Em meio a isso, o grande escopo na obra, no entanto, foge da questão do relacionamento entre mulheres e homens. Também não critica ou eleva a instituição do casamento; na verdade, em conjunto com outros aspectos cômicos e trágicos, Dona Flor e Seus Dois Maridos nada mais é do que um romance que exacerba na protagonista (e consequentemente no leitor) a milenar questão do conflito entre razão e emoção, com toda a sua complexidade. O que sustenta uma relação, em verdade, deve ser um misto dos dois. Por mais que um indivíduo seja racional, sempre devem haver momentos passionais e vice-versa; a mistura, mesmo que mínima, entre o pensar e o agir é um dos maiores insumos à vida de casado.
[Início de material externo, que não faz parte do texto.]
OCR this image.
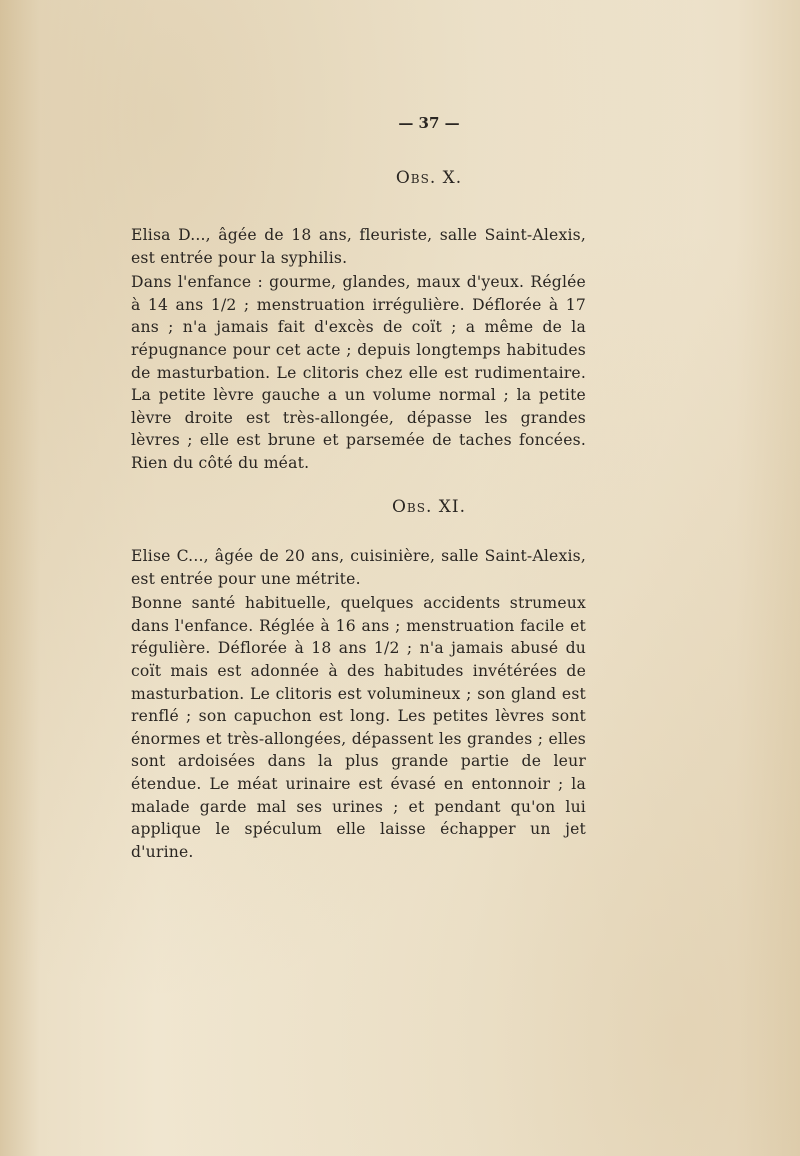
— 37 —
Obs. X.

Elisa D..., âgée de 18 ans, fleuriste, salle Saint-Alexis, est entrée pour la syphilis.

Dans l'enfance : gourme, glandes, maux d'yeux. Réglée à 14 ans 1/2 ; menstruation irrégulière. Déflorée à 17 ans ; n'a jamais fait d'excès de coït ; a même de la répugnance pour cet acte ; depuis longtemps habitudes de masturbation. Le clitoris chez elle est rudimentaire. La petite lèvre gauche a un volume normal ; la petite lèvre droite est très-allongée, dépasse les grandes lèvres ; elle est brune et parsemée de taches foncées. Rien du côté du méat.

Obs. XI.

Elise C..., âgée de 20 ans, cuisinière, salle Saint-Alexis, est entrée pour une métrite.

Bonne santé habituelle, quelques accidents strumeux dans l'enfance. Réglée à 16 ans ; menstruation facile et régulière. Déflorée à 18 ans 1/2 ; n'a jamais abusé du coït mais est adonnée à des habitudes invétérées de masturbation. Le clitoris est volumineux ; son gland est renflé ; son capuchon est long. Les petites lèvres sont énormes et très-allongées, dépassent les grandes ; elles sont ardoisées dans la plus grande partie de leur étendue. Le méat urinaire est évasé en entonnoir ; la malade garde mal ses urines ; et pendant qu'on lui applique le spéculum elle laisse échapper un jet d'urine.
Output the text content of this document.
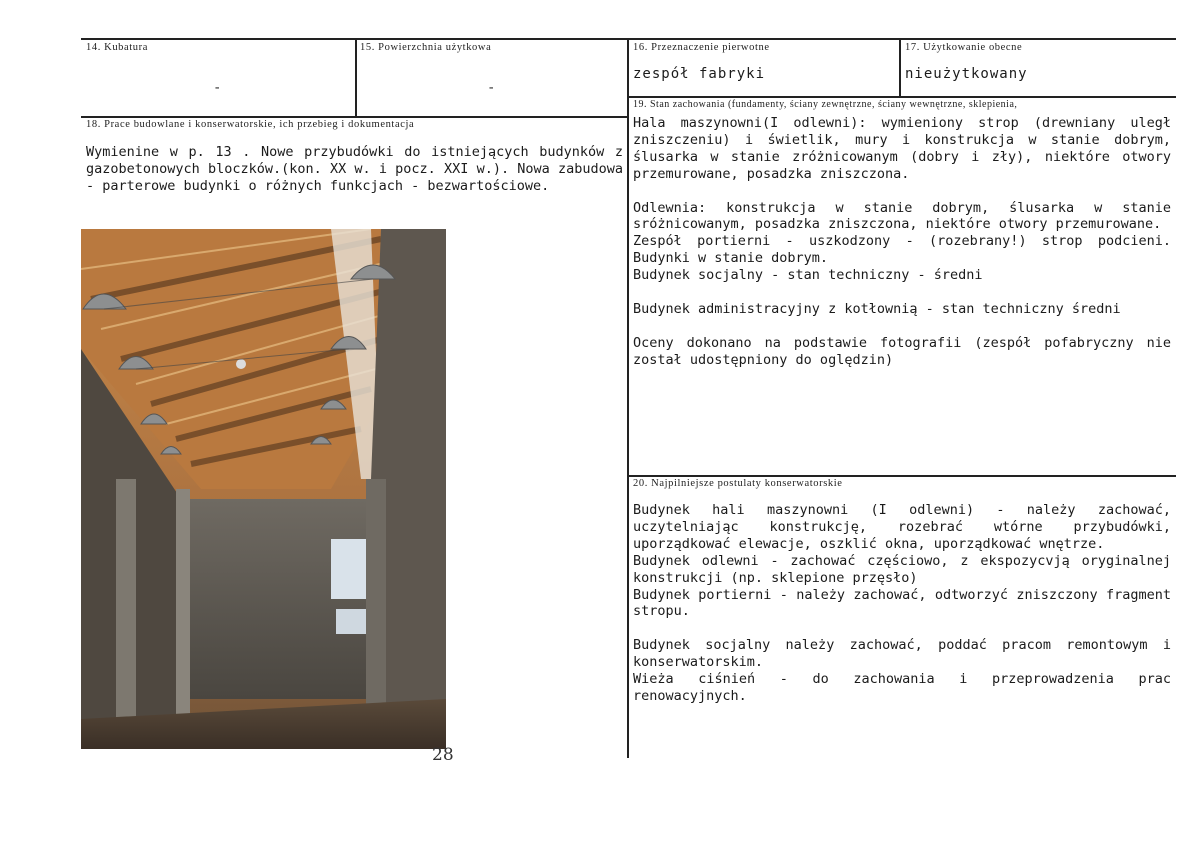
14. Kubatura
-
15. Powierzchnia użytkowa
-
16. Przeznaczenie pierwotne
zespół fabryki
17. Użytkowanie obecne
nieużytkowany
18. Prace budowlane i konserwatorskie, ich przebieg i dokumentacja

Wymienine w p. 13 . Nowe przybudówki do istniejących budynków z gazobetonowych bloczków.(kon. XX w. i pocz. XXI w.). Nowa zabudowa - parterowe budynki o różnych funkcjach - bezwartościowe.

28
19. Stan zachowania (fundamenty, ściany zewnętrzne, ściany wewnętrzne, sklepienia,

Hala maszynowni(I odlewni): wymieniony strop (drewniany uległ zniszczeniu) i świetlik, mury i konstrukcja w stanie dobrym, ślusarka w stanie zróżnicowanym (dobry i zły), niektóre otwory przemurowane, posadzka zniszczona.

Odlewnia: konstrukcja w stanie dobrym, ślusarka w stanie sróżnicowanym, posadzka zniszczona, niektóre otwory przemurowane.

Zespół portierni - uszkodzony - (rozebrany!) strop podcieni. Budynki w stanie dobrym.

Budynek socjalny - stan techniczny - średni

Budynek administracyjny z kotłownią - stan techniczny średni

Oceny dokonano na podstawie fotografii (zespół pofabryczny nie został udostępniony do oględzin)

20. Najpilniejsze postulaty konserwatorskie

Budynek hali maszynowni (I odlewni) - należy zachować, uczytelniając konstrukcję, rozebrać wtórne przybudówki, uporządkować elewacje, oszklić okna, uporządkować wnętrze.

Budynek odlewni - zachować częściowo, z ekspozycvją oryginalnej konstrukcji (np. sklepione przęsło)

Budynek portierni - należy zachować, odtworzyć zniszczony fragment stropu.

Budynek socjalny należy zachować, poddać pracom remontowym i konserwatorskim.

Wieża ciśnień - do zachowania i przeprowadzenia prac renowacyjnych.
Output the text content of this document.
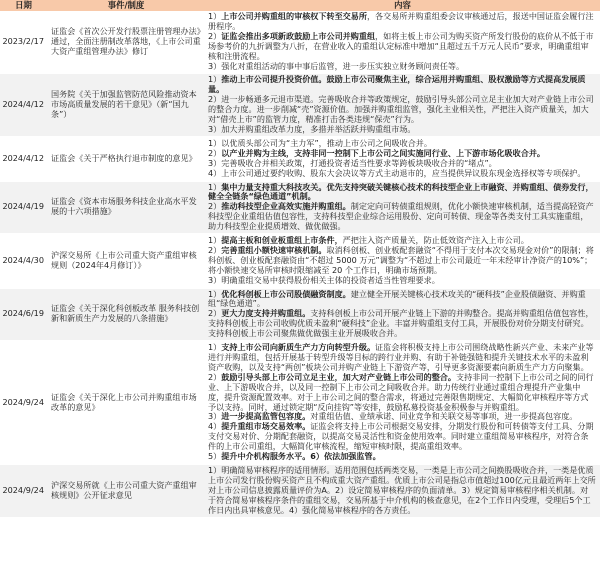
日期	事件/制度	内容
2023/2/17	证监会《首次公开发行股票注册管理办法》通过，全面注册制改革落地，《上市公司重大资产重组管理办法》修订	1）上市公司并购重组的审核权下转至交易所，各交易所并购重组委会议审核通过后，报送中国证监会履行注册程序。
2）证监会推出多项新政鼓励上市公司并购重组，如将主板上市公司为购买资产所发行股份的底价从不低于市场参考价的九折调整为八折，在营业收入的重组认定标准中增加“且超过五千万元人民币”要求，明确重组审核和注册流程。
3）强化对重组活动的事中事后监管，进一步压实独立财务顾问责任等。

2024/4/12	国务院《关于加强监管防范风险推动资本市场高质量发展的若干意见》（新“国九条”）	1）推动上市公司提升投资价值。鼓励上市公司聚焦主业，综合运用并购重组、股权激励等方式提高发展质量。
2）进一步畅通多元退市渠道。完善吸收合并等政策规定，鼓励引导头部公司立足主业加大对产业链上市公司的整合力度。进一步削减“壳”资源价值。加强并购重组监管，强化主业相关性，严把注入资产质量关，加大对“借壳上市”的监管力度，精准打击各类违规“保壳”行为。
3）加大并购重组改革力度，多措并举活跃并购重组市场。

2024/4/12	证监会《关于严格执行退市制度的意见》	1）以优质头部公司为“主力军”，推动上市公司之间吸收合并。
2）以产业并购为主线，支持非同一控制下上市公司之间实施同行业、上下游市场化吸收合并。
3）完善吸收合并相关政策，打通投资者适当性要求等跨板块吸收合并的“堵点”。
4）上市公司通过要约收购、股东大会决议等方式主动退市的，应当提供异议股东现金选择权等专项保护。

2024/4/19	证监会《资本市场服务科技企业高水平发展的十六项措施》	1）集中力量支持重大科技攻关。优先支持突破关键核心技术的科技型企业上市融资、并购重组、债券发行，健全全链条“绿色通道”机制。
2）推动科技型企业高效实施并购重组。制定定向可转债重组规则，优化小额快速审核机制，适当提高轻资产科技型企业重组估值包容性，支持科技型企业综合运用股份、定向可转债、现金等各类支付工具实施重组，助力科技型企业提质增效、做优做强。

2024/4/30	沪深交易所《上市公司重大资产重组审核规则（2024年4月修订）》	1）提高主板和创业板重组上市条件，严把注入资产质量关，防止低效资产注入上市公司。
2）完善重组小额快速审核机制。取消科创板、创业板配套融资“不得用于支付本次交易现金对价”的限制；将科创板、创业板配套融资由“不超过 5000 万元”调整为“不超过上市公司最近一年末经审计净资产的10%”；将小额快速交易所审核时限缩减至 20 个工作日，明确市场预期。
3）明确重组交易中获得股份相关主体的投资者适当性管理要求。

2024/6/19	证监会《关于深化科创板改革 服务科技创新和新质生产力发展的八条措施》	1）优化科创板上市公司股债融资制度。建立健全开展关键核心技术攻关的“硬科技”企业股债融资、并购重组“绿色通道”。
2）更大力度支持并购重组。支持科创板上市公司开展产业链上下游的并购整合。提高并购重组估值包容性，支持科创板上市公司收购优质未盈利“硬科技”企业。丰富并购重组支付工具，开展股份对价分期支付研究。支持科创板上市公司聚焦做优做强主业开展吸收合并。

2024/9/24	证监会《关于深化上市公司并购重组市场改革的意见》	1）支持上市公司向新质生产力方向转型升级。证监会将积极支持上市公司围绕战略性新兴产业、未来产业等进行并购重组，包括开展基于转型升级等目标的跨行业并购、有助于补链强链和提升关键技术水平的未盈利资产收购，以及支持“两创”板块公司并购产业链上下游资产等，引导更多资源要素向新质生产力方向聚集。
2）鼓励引导头部上市公司立足主业，加大对产业链上市公司的整合。支持非同一控制下上市公司之间的同行业、上下游吸收合并，以及同一控制下上市公司之间吸收合并。助力传统行业通过重组合理提升产业集中度，提升资源配置效率。对于上市公司之间的整合需求，将通过完善限售期规定、大幅简化审核程序等方式予以支持。同时，通过锁定期“反向挂钩”等安排，鼓励私募投资基金积极参与并购重组。
3）进一步提高监管包容度。对重组估值、业绩承诺、同业竞争和关联交易等事项，进一步提高包容度。
4）提升重组市场交易效率。证监会将支持上市公司根据交易安排，分期发行股份和可转债等支付工具、分期支付交易对价、分期配套融资，以提高交易灵活性和资金使用效率。同时建立重组简易审核程序，对符合条件的上市公司重组，大幅简化审核流程，缩短审核时限，提高重组效率。
5）提升中介机构服务水平。6）依法加强监管。

2024/9/24	沪深交易所就《上市公司重大资产重组审核规则》公开征求意见	1）明确简易审核程序的适用情形。适用范围包括两类交易，一类是上市公司之间换股吸收合并，一类是优质上市公司发行股份购买资产且不构成重大资产重组。优质上市公司是指总市值超过100亿元且最近两年上交所对上市公司信息披露质量评价为A。2）设定简易审核程序的负面清单。3）规定简易审核程序相关机制。对于符合简易审核程序条件的重组交易，交易所基于中介机构的核查意见，在2个工作日内受理，受理后5个工作日内出具审核意见。4）强化简易审核程序的各方责任。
O autor, conforme já mencionado, é conhecido por expor a sensualidade feminina em suas obras, além de retratar com sutileza as mazelas da sociedade brasileira nas mais diversas turbulências ocorridas nos últimos 70 anos do século XX. Por estas "petulâncias", Jorge Amado foi muito perseguido pelo governo (especialmente durante a ditadura de Getúlio Vargas) e pela igreja. Apesar da comicidade, outro traço característico de sua escrita, muitas de suas obras possuíam um alto teor dramático; Capitães de Areia, seu primeiro grande livro, de 1937, trazia uma história com alta carga de tristeza, por exemplo. Esta variabilidade de estilos é uma justificativa da infinidade de adaptações que a sua obra possui e ainda gerará na cultura brasileira.
Outro exemplo da capacidade elevada de narrar do autor é visto na história de Dona Flor, onde ocorre uma perfeita descrição da sociedade baiana da metade do século XX. Relatando vários bairros e ruas reais de Salvador, como o Rio Vermelho, Largo Dois de Julho e Ladeira do Alvo, Jorge Amado desenvolve em sua narrativa as várias camadas sociais da Bahia, desde os mais abastados até indivíduos e famílias em melhores condições sociais, passando pela vida nas pequenas ruas da capital baiana (usando a popular fofoca, o folclore e a culinária da Bahia como ótimos instrumentos para situações engraçadas). Nesse contexto, há também espaço para o arranjo de casamentos, que muitas vezes eram encarados como trampolins para uma vida melhor, especialmente nas classes suburbanas. As mulheres mais novas, especialmente as pobres e virgens, eram colocadas como um "chamariz" para homens mais ricos por mães que queriam uma melhor comodidade familiar. Praticamente meio século depois, há ainda hoje muitos enlaces patrimoniais que se baseiam nessa relação material, mas de uma forma menos "espalhafatosa". E Jorge Amado não critica esse arranjo; trás a veia cômica de uma mãe em busca de bons partidos para suas filhas, abrindo espaço para situações hilariantes, mas carregadas de um prisma levemente desolador.
Assim, Dona Flor e Seus Dois Maridos é Jorge Amado em sua essência: grande valorizador da sensualidade, expondo o íntimo do relacionamento de uma forma mais cômica (usando termos chulos muitas vezes, que podem chocar o leitor mais conservador, mas devem levá-lo também a boas risadas), um grande literato (tornando tangível a quem lê a eterna e histórica cidade de Salvador da década de 60) e um excelente narrador (os diálogos não são tão frequentes e mesmo assim a narrativa fica longe de ser lenta ou cansativa). Conhecer a peculiar vida de Dona Flor é, portanto, uma ótima experiência, que engrandece e cativa sob todos os aspectos.